# Publipostage : mail, pièce jointe différente pour chaque



## zags (7 Mars 2012)

Bonjour,

Le besoin est pour une association envers ses (2000) adhérents.

Pour chacun il faut envoyer un email avec : 
* corps identique pour tous  ("Bonjour, blablablabl")
* objet différent pour chacun  ("pièce-jointe n°" 'XXXX')
* la pièce jointe (pdf) dédiée à chacun


Les 2000 fichiers sont tous dans un même dossier.
Le nom des fichiers sont du type : association-blabla-numero-XXXX.pdf

Il est possible de récupérer la liste des adhérents au format XLS, avec les colonnes : nom, prénom, adresse email, et n°XXXX
Ce fichier XLS, je compte l'exporter au format CSV.
De là on compte vider le carnet d'adresse, et importer ce fichier CSV dans le carnet d'adresse.
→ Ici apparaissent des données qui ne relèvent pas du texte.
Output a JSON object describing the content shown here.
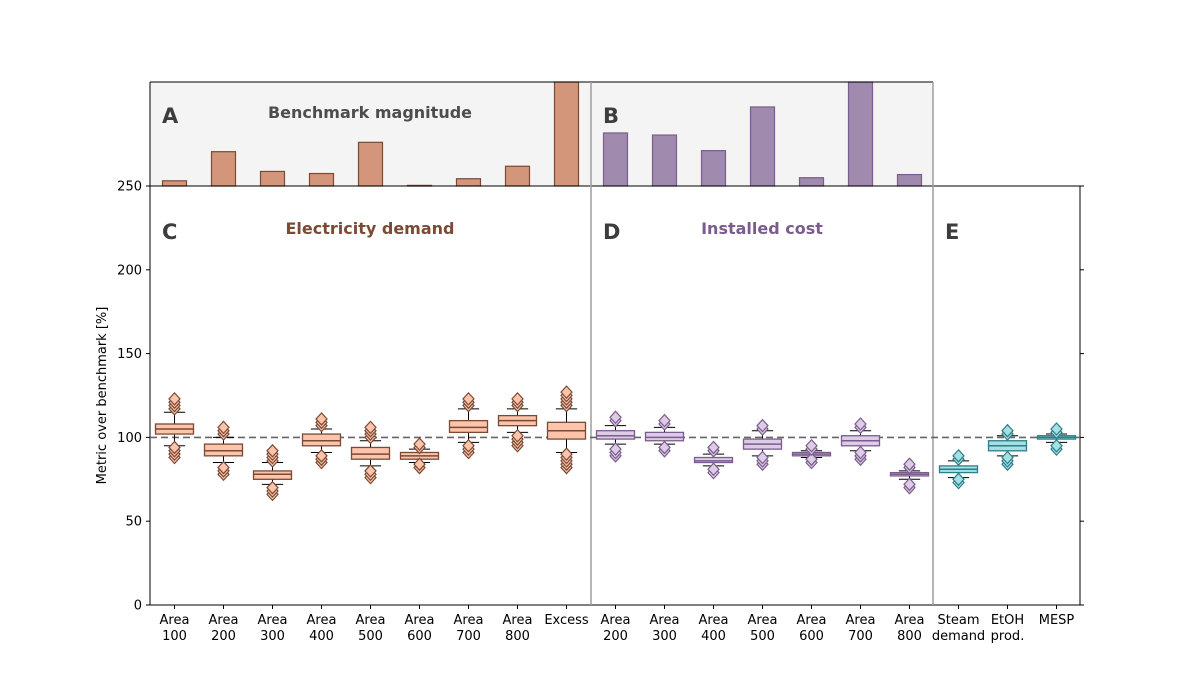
{
  "chart_data": {
    "type": "boxplot",
    "ylabel": "Metric over benchmark [%]",
    "ylim": [
      0,
      250
    ],
    "yticks": [
      "0",
      "50",
      "100",
      "150",
      "200",
      "250"
    ],
    "reference_line": 100,
    "colors": {
      "electricity_fill": "#fbc4ab",
      "electricity_edge": "#7a4a35",
      "electricity_bar": "#d4967a",
      "cost_fill": "#dccce6",
      "cost_edge": "#7a5c8e",
      "cost_bar": "#a08aad",
      "steam_fill": "#a7dfe2",
      "steam_edge": "#2a7f88",
      "panel_bg": "#f4f4f4",
      "divider": "#9e9e9e",
      "ref_line": "#666666"
    },
    "panels": [
      {
        "letter": "A",
        "title": "Benchmark magnitude"
      },
      {
        "letter": "B",
        "title": ""
      },
      {
        "letter": "C",
        "title": "Electricity demand"
      },
      {
        "letter": "D",
        "title": "Installed cost"
      },
      {
        "letter": "E",
        "title": ""
      }
    ],
    "benchmark_bars": {
      "electricity": [
        0.05,
        0.33,
        0.14,
        0.12,
        0.42,
        0.005,
        0.07,
        0.19,
        1.0
      ],
      "installed_cost": [
        0.51,
        0.49,
        0.34,
        0.76,
        0.08,
        1.0,
        0.11
      ]
    },
    "groups": [
      {
        "name": "Electricity demand",
        "series": "electricity",
        "boxes": [
          {
            "label": [
              "Area",
              "100"
            ],
            "whislo": 95,
            "q1": 102,
            "med": 105,
            "q3": 108,
            "whishi": 115,
            "fliers": [
              88,
              90,
              92,
              94,
              117,
              119,
              121,
              123
            ]
          },
          {
            "label": [
              "Area",
              "200"
            ],
            "whislo": 85,
            "q1": 89,
            "med": 92,
            "q3": 96,
            "whishi": 100,
            "fliers": [
              78,
              80,
              82,
              102,
              104,
              106
            ]
          },
          {
            "label": [
              "Area",
              "300"
            ],
            "whislo": 72,
            "q1": 75,
            "med": 78,
            "q3": 80,
            "whishi": 85,
            "fliers": [
              66,
              68,
              70,
              86,
              88,
              90,
              92
            ]
          },
          {
            "label": [
              "Area",
              "400"
            ],
            "whislo": 91,
            "q1": 95,
            "med": 98,
            "q3": 102,
            "whishi": 105,
            "fliers": [
              85,
              87,
              89,
              107,
              109,
              111
            ]
          },
          {
            "label": [
              "Area",
              "500"
            ],
            "whislo": 83,
            "q1": 87,
            "med": 90,
            "q3": 94,
            "whishi": 98,
            "fliers": [
              76,
              78,
              80,
              100,
              102,
              104,
              106
            ]
          },
          {
            "label": [
              "Area",
              "600"
            ],
            "whislo": 85,
            "q1": 87,
            "med": 89,
            "q3": 91,
            "whishi": 93,
            "fliers": [
              82,
              84,
              94,
              96
            ]
          },
          {
            "label": [
              "Area",
              "700"
            ],
            "whislo": 97,
            "q1": 103,
            "med": 106,
            "q3": 110,
            "whishi": 117,
            "fliers": [
              91,
              93,
              95,
              119,
              121,
              123
            ]
          },
          {
            "label": [
              "Area",
              "800"
            ],
            "whislo": 103,
            "q1": 107,
            "med": 110,
            "q3": 113,
            "whishi": 117,
            "fliers": [
              95,
              97,
              99,
              101,
              119,
              121,
              123
            ]
          },
          {
            "label": [
              "Excess",
              ""
            ],
            "whislo": 91,
            "q1": 99,
            "med": 104,
            "q3": 109,
            "whishi": 117,
            "fliers": [
              82,
              84,
              86,
              88,
              90,
              119,
              121,
              123,
              125,
              127
            ]
          }
        ]
      },
      {
        "name": "Installed cost",
        "series": "cost",
        "boxes": [
          {
            "label": [
              "Area",
              "200"
            ],
            "whislo": 96,
            "q1": 99,
            "med": 101,
            "q3": 104,
            "whishi": 107,
            "fliers": [
              89,
              91,
              93,
              110,
              112
            ]
          },
          {
            "label": [
              "Area",
              "300"
            ],
            "whislo": 96,
            "q1": 98,
            "med": 100,
            "q3": 103,
            "whishi": 106,
            "fliers": [
              92,
              94,
              108,
              110
            ]
          },
          {
            "label": [
              "Area",
              "400"
            ],
            "whislo": 83,
            "q1": 85,
            "med": 86,
            "q3": 88,
            "whishi": 90,
            "fliers": [
              79,
              81,
              92,
              94
            ]
          },
          {
            "label": [
              "Area",
              "500"
            ],
            "whislo": 89,
            "q1": 93,
            "med": 96,
            "q3": 99,
            "whishi": 104,
            "fliers": [
              84,
              86,
              88,
              105,
              107
            ]
          },
          {
            "label": [
              "Area",
              "600"
            ],
            "whislo": 88,
            "q1": 89,
            "med": 90,
            "q3": 91,
            "whishi": 92,
            "fliers": [
              85,
              87,
              93,
              95
            ]
          },
          {
            "label": [
              "Area",
              "700"
            ],
            "whislo": 92,
            "q1": 95,
            "med": 98,
            "q3": 101,
            "whishi": 104,
            "fliers": [
              87,
              89,
              91,
              106,
              108
            ]
          },
          {
            "label": [
              "Area",
              "800"
            ],
            "whislo": 75,
            "q1": 77,
            "med": 78,
            "q3": 79,
            "whishi": 80,
            "fliers": [
              70,
              72,
              82,
              84
            ]
          }
        ]
      },
      {
        "name": "Steam",
        "series": "steam",
        "boxes": [
          {
            "label": [
              "Steam",
              "demand"
            ],
            "whislo": 76,
            "q1": 79,
            "med": 81,
            "q3": 83,
            "whishi": 86,
            "fliers": [
              73,
              75,
              87,
              89
            ]
          },
          {
            "label": [
              "EtOH",
              "prod."
            ],
            "whislo": 89,
            "q1": 92,
            "med": 95,
            "q3": 98,
            "whishi": 101,
            "fliers": [
              84,
              86,
              88,
              102,
              104
            ]
          },
          {
            "label": [
              "MESP",
              ""
            ],
            "whislo": 97,
            "q1": 99,
            "med": 100,
            "q3": 101,
            "whishi": 102,
            "fliers": [
              93,
              95,
              103,
              105
            ]
          }
        ]
      }
    ]
  }
}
Note : on a à disposition : OpenOffice, Numbers, Automator, Mail.
Note : on n'a *pas* à disposition Word, Excel, Bentoo, Filemaker


Le processus que j'ai en tête serait :
* créer un nouvel email
* mettre en destinataire de l'email le premier du carnet d'adresse
* indiquer en objet d'email "Pièce-jointe n°" et y accoler le numéro (XXXX) qui est indiqué dans la fiche du carnet d'adresse  (à la limite c'est facultatif de faire un objet différent pour chacun)
* avoir un corps de message tout prêt (et identique pour tous les adhérents)
* chercher dans finder (dans le dossier adéquat des 2000 fichiers) le PDF qui comporte dans son nom le même numéro (XXXX)
* mettre ce fichier en pièce jointe
* envoyer l'email
* attendre XX secondes (histoire de ne pas faire râler le serveur SMTP)  (facultatif)
* passer à la fiche suivante dans le carnet d'adresse et recommencer à la première étape


QUESTIONS :
1- Vous penseriez faire ça avec quoi ?.... Automator ? ... j'ai pas trouvé comment mettre le fichier joint correspondant au destinataire ...

2- Pour ce besoin, faut-il absolument passer par Apple Script ?  (ça m'embêterai car mon niveau est "nul")

3- Qui pourrait m'aider ou me mettre sur une piste "facile" ?


PS : la personne qui s'occupe de ça en a déjà fait quelques centaines, manuellement, un à un. Je viens de lui apprendre qu'il y aurait peut être la possibilité d'automatiser ça  ;-)


Merci pour votre précieuse aide.


Stéphane


----------